Many people that start working out have a common misconception over the wonders of protein powder. They hear everywhere that protein shakes are necessary to survive the rigors of the gym and see results, and because of this, use up that protein powder tub quickly. That’s a great benefit bestowed onto the fitness industry, because you’re right back in the store looking for another tub, convinced that without protein shakes results are impossible. Can’t blame people for thinking this way, of course. Advertisements and amazing labels on all these protein powders have everybody convinced they do anything and everything. Have a protein shake in the morning, have another one before your workout, have another after your workout, and add another before bed. Right? Well, it probably wouldn’t hurt you (not counting cost), but it is certainly not required. What is, however, required? Forget what you’ve read or heard, and let’s explore how necessary, if at all, protein powder is when training and hoping to achieve a great body.
Protein is an essential macro-nutrient that is absolutely vital to muscle recovery and growth. This is uncontested. It comes as no surprise, therefore, that it is almost inevitable that people will wind up buying protein powder if they are avid gym goers. It just feels like the right thing to do. Hit the gym, train hard, come home and down a protein shake. That’s perfectly fine, but many people misunderstand the role protein powder plays in helping them achieve their results. They believe the labels on the tubs, and think by drinking protein shakes they will “get big”, “lean”, or “muscular.” However, although a very common misconception, it is indeed a misconception. Let’s clear it up.
Whether you are trying to put on size, or you’re trying to lose some fat, caloric intake is your #1 priority. There are a certain amount of calories that, at your particular weight, make you hold that weight. Meaning, if you eat that amount of calories, you will stay at your weight because that is the amount of calories your body burns each day. Therefore, to make up for those burned calories, you must eat that same amount. Sounds simple, no? If you eat less, over time you’ll lose weight. If you eat more, over time you’ll put on weight. This is the concept of maintenance calories. Remember it!
With that said, there’s a certain amount of protein that you need per day. As a gym goer, that amount is higher than your average individual. Nonetheless, it is usually anywhere from 30-40% of your daily calories. How do you reach that amount? You usually eat foods that are high in protein (grilled chicken, steak, eggs, salmon, etc.). Many people, however, supplement with protein shakes. This is literally, the extent of a protein shake’s worth. Unlike the advertisements on the protein powder labels, or in fitness magazines, the only benefit they confer on an individual is provide them with added protein for the day. They are a supplement.

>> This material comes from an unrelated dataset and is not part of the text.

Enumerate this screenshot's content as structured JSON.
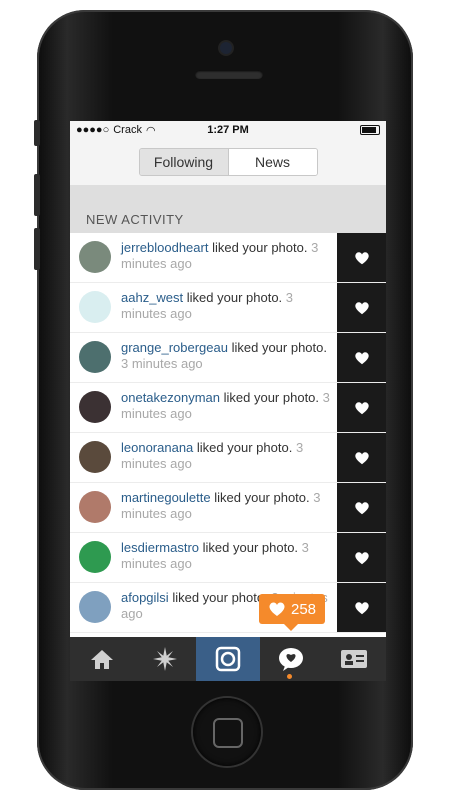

In other words, they don’t magically make you grow muscle. Well, they can certainly help. However, the mere act of drinking a protein shake will not magically make you grow muscle. There’s nothing in the protein powder you’ve chosen that makes it do anything other than give you a dose of protein (usually anywhere from 20-30 grams – or about 15-20% of what an average gym goer needs for the day). Protein shakes will not make you put on size, they will not make you tone, they will not make you lose fat. Protein powder is simply protein, the same protein that is in grilled chicken (let’s ignore the food vs. powder debate). Whatever grilled chicken does to you, that’s what protein powder does for you. It’s really that simple.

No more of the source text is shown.